Every parish where this occured chiefly on the south and southwest side of Chicago had their pastors replaced by radicals. One pastor ,St Sympharosa, once declared pastor first thing the Sunday after his selection was to editorialize in the parish bulletin against the use of the atomic bombing of Japan.
Speaking from personal experience, I enjoyed the sense of history and permanence that came from converting to Catholicism in 2007.
However, when I went to a parish that offered the Extraordinary Form around two months ago, I was blown away by the beauty of the sanctuary (the church of Blessed Sacrament was over eighty years old at that point), the reverence of the congregation (of which many were the stereotypical ‘Catholic family’ with at least four kids each, which filled my heart with joy), and the sheer sense of holiness that pervaded the Mass.
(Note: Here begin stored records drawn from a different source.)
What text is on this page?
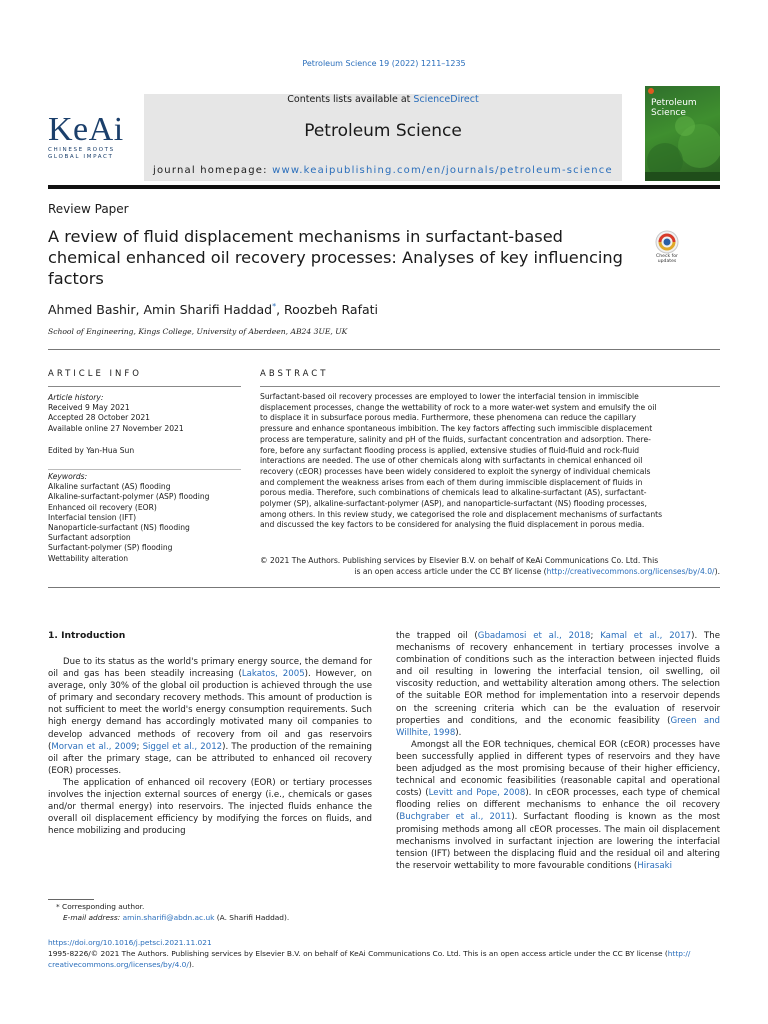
Petroleum Science 19 (2022) 1211–1235
KeAi
CHINESE ROOTS
GLOBAL IMPACT
Contents lists available at ScienceDirect
Petroleum Science
journal homepage: www.keaipublishing.com/en/journals/petroleum-science
Petroleum
Science
Review Paper
A review of fluid displacement mechanisms in surfactant-based chemical enhanced oil recovery processes: Analyses of key influencing factors
Check for
updates
Ahmed Bashir, Amin Sharifi Haddad*, Roozbeh Rafati
School of Engineering, Kings College, University of Aberdeen, AB24 3UE, UK
ARTICLE INFO	ABSTRACT
Article history:
Received 9 May 2021
Accepted 28 October 2021
Available online 27 November 2021
Edited by Yan-Hua Sun
Keywords:
Alkaline surfactant (AS) flooding
Alkaline-surfactant-polymer (ASP) flooding
Enhanced oil recovery (EOR)
Interfacial tension (IFT)
Nanoparticle-surfactant (NS) flooding
Surfactant adsorption
Surfactant-polymer (SP) flooding
Wettability alteration
Surfactant-based oil recovery processes are employed to lower the interfacial tension in immiscible
displacement processes, change the wettability of rock to a more water-wet system and emulsify the oil
to displace it in subsurface porous media. Furthermore, these phenomena can reduce the capillary
pressure and enhance spontaneous imbibition. The key factors affecting such immiscible displacement
process are temperature, salinity and pH of the fluids, surfactant concentration and adsorption. There-
fore, before any surfactant flooding process is applied, extensive studies of fluid-fluid and rock-fluid
interactions are needed. The use of other chemicals along with surfactants in chemical enhanced oil
recovery (cEOR) processes have been widely considered to exploit the synergy of individual chemicals
and complement the weakness arises from each of them during immiscible displacement of fluids in
porous media. Therefore, such combinations of chemicals lead to alkaline-surfactant (AS), surfactant-
polymer (SP), alkaline-surfactant-polymer (ASP), and nanoparticle-surfactant (NS) flooding processes,
among others. In this review study, we categorised the role and displacement mechanisms of surfactants
and discussed the key factors to be considered for analysing the fluid displacement in porous media.
© 2021 The Authors. Publishing services by Elsevier B.V. on behalf of KeAi Communications Co. Ltd. This
is an open access article under the CC BY license (http://creativecommons.org/licenses/by/4.0/).
1. Introduction

Due to its status as the world's primary energy source, the demand for oil and gas has been steadily increasing (Lakatos, 2005). However, on average, only 30% of the global oil production is achieved through the use of primary and secondary recovery methods. This amount of production is not sufficient to meet the world's energy consumption requirements. Such high energy demand has accordingly motivated many oil companies to develop advanced methods of recovery from oil and gas reservoirs (Morvan et al., 2009; Siggel et al., 2012). The production of the remaining oil after the primary stage, can be attributed to enhanced oil recovery (EOR) processes.

The application of enhanced oil recovery (EOR) or tertiary processes involves the injection external sources of energy (i.e., chemicals or gases and/or thermal energy) into reservoirs. The injected fluids enhance the overall oil displacement efficiency by modifying the forces on fluids, and hence mobilizing and producing

the trapped oil (Gbadamosi et al., 2018; Kamal et al., 2017). The mechanisms of recovery enhancement in tertiary processes involve a combination of conditions such as the interaction between injected fluids and oil resulting in lowering the interfacial tension, oil swelling, oil viscosity reduction, and wettability alteration among others. The selection of the suitable EOR method for implementation into a reservoir depends on the screening criteria which can be the evaluation of reservoir properties and conditions, and the economic feasibility (Green and Willhite, 1998).

Amongst all the EOR techniques, chemical EOR (cEOR) processes have been successfully applied in different types of reservoirs and they have been adjudged as the most promising because of their higher efficiency, technical and economic feasibilities (reasonable capital and operational costs) (Levitt and Pope, 2008). In cEOR processes, each type of chemical flooding relies on different mechanisms to enhance the oil recovery (Buchgraber et al., 2011). Surfactant flooding is known as the most promising methods among all cEOR processes. The main oil displacement mechanisms involved in surfactant injection are lowering the interfacial tension (IFT) between the displacing fluid and the residual oil and altering the reservoir wettability to more favourable conditions (Hirasaki

* Corresponding author.
E-mail address: amin.sharifi@abdn.ac.uk (A. Sharifi Haddad).
https://doi.org/10.1016/j.petsci.2021.11.021
1995-8226/© 2021 The Authors. Publishing services by Elsevier B.V. on behalf of KeAi Communications Co. Ltd. This is an open access article under the CC BY license (http://
creativecommons.org/licenses/by/4.0/).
The priest was blunt and challenging in his homily, and was more than ready to call us out on the follies of our current society.
Compared to the relatively milquetoast homilies of my current parish’s priest (where I’ve been since conversion and confirmation!) and its rather barren ‘modern’ architecture, it was like seeing colors and hearing music for the first time.
I have been to two Tridentine Masses. I prefer the new Mass mostly because of the orientation of the Priest but also because I prefer the Mass mixed with English and Latin. However, I could see acquiring a “taste” for the Tridentine Mass if that is the only one available and eventually preferring that over the new Mass. Sort of like switching to non fat milk which I disliked at first but now cannot stand even low fat.
At the last Tridentine Mass I attended the Priest said in his homily that Judas is the only human we know for sure is in Hell........hmmmmmmm.